La légende de Maviolas
Les habitants de Maviolas, petit village de Hongrie situé près de la rivière Tisza, coulaient des jours heureux lorsqu’une nouvelle arrivante emménagea à l’orée de la forêt. Elle prit ses quartiers dans une maison que personne ne voulait louer tellement elle était en mauvais état.
En voisins accueillants – mais surtout très curieux –, les Maviolassiens toquèrent à sa porte, chargés de cadeaux de bienvenue. Était-elle absente ? Toujours est-il qu’elle n’ouvrit pas. Ils déposèrent leurs présents sur le seuil en bois avant de repartir, dépités.
Dévorés par l’envie de découvrir la résidente fraîchement installée, Oleg et Konstantin, deux garnements de treize ans, se dissimulèrent derrière un chêne centenaire. Ils virent bientôt s’entrebâiller le battant. Une tête apparut. Avec appréhension, elle inspecta les alentours. Ne décela pas âme qui vive. Elle ouvrit plus grand la porte.

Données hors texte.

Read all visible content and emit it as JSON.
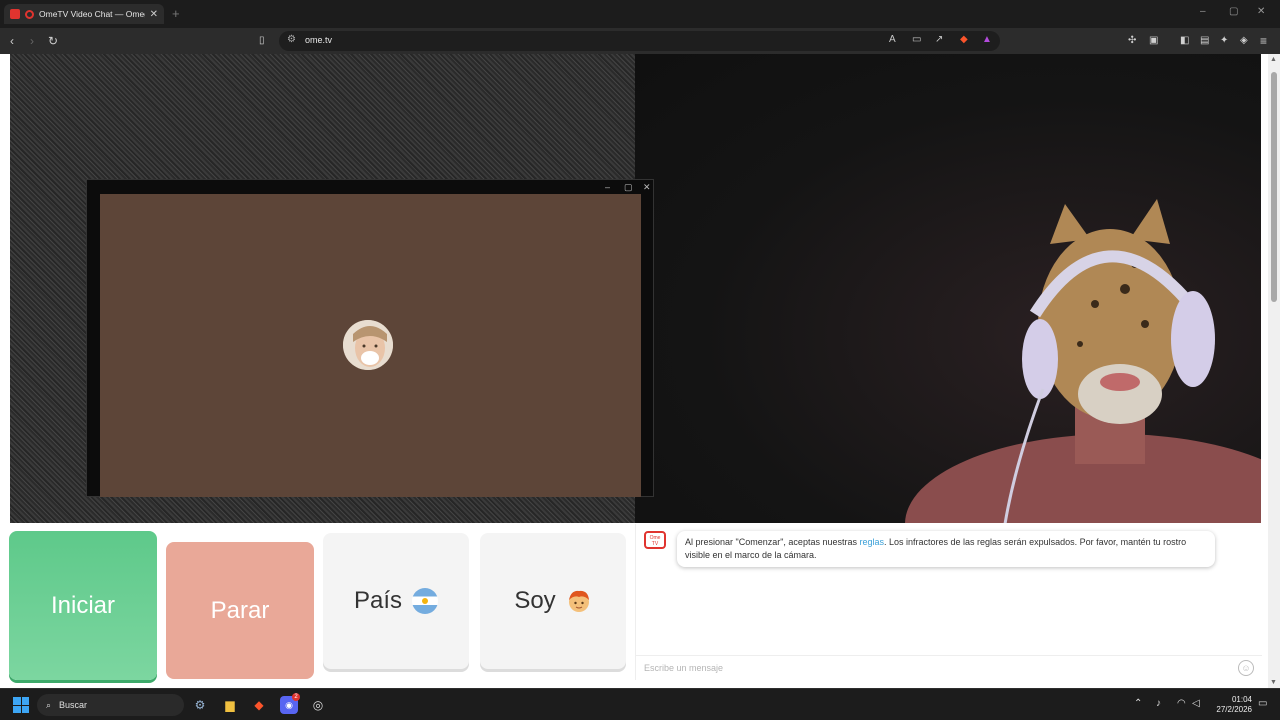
{
  "browser": {
    "tab_title": "OmeTV Video Chat — Omeg",
    "tab_close": "✕",
    "new_tab": "+",
    "url": "ome.tv",
    "window_controls": [
      "–",
      "▢",
      "✕"
    ]
  },
  "popup": {
    "controls": [
      "–",
      "▢",
      "✕"
    ]
  },
  "buttons": {
    "start": "Iniciar",
    "stop": "Parar",
    "country": "País",
    "soy": "Soy"
  },
  "chat": {
    "logo_top": "Ome",
    "logo_bottom": "TV",
    "message_pre": "Al presionar \"Comenzar\", aceptas nuestras ",
    "message_link": "reglas",
    "message_post": ". Los infractores de las reglas serán expulsados. Por favor, mantén tu rostro visible en el marco de la cámara.",
    "placeholder": "Escribe un mensaje",
    "emoji_icon": "☺"
  },
  "taskbar": {
    "search_label": "Buscar",
    "time": "01:04",
    "date": "27/2/2026",
    "discord_badge": "2"
  },
  "colors": {
    "start_button": "#5ec98a",
    "stop_button": "#e9a898",
    "brand_red": "#e0342f"
  }
}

À cet instant, les garçons aperçurent une vielle femme maigre, vêtue de guenilles noires, se pencher et ramasser les offrandes des villageois. Alors qu’elle se redressait puis examinait de nouveau les environs, la vue de son visage frappa les apprentis espions : peau ridée, un seul œil au milieu du front.
— Un cyclope ! s’esclaffa doucement Oleg, la main devant sa bouche.
— Imbécile ! Les cyclopes sont des hommes ! C’est même des géants !
La voix de Konstantin qui, par mégarde, s’était exprimé trop fort, atteignit les oreilles de l’octogénaire.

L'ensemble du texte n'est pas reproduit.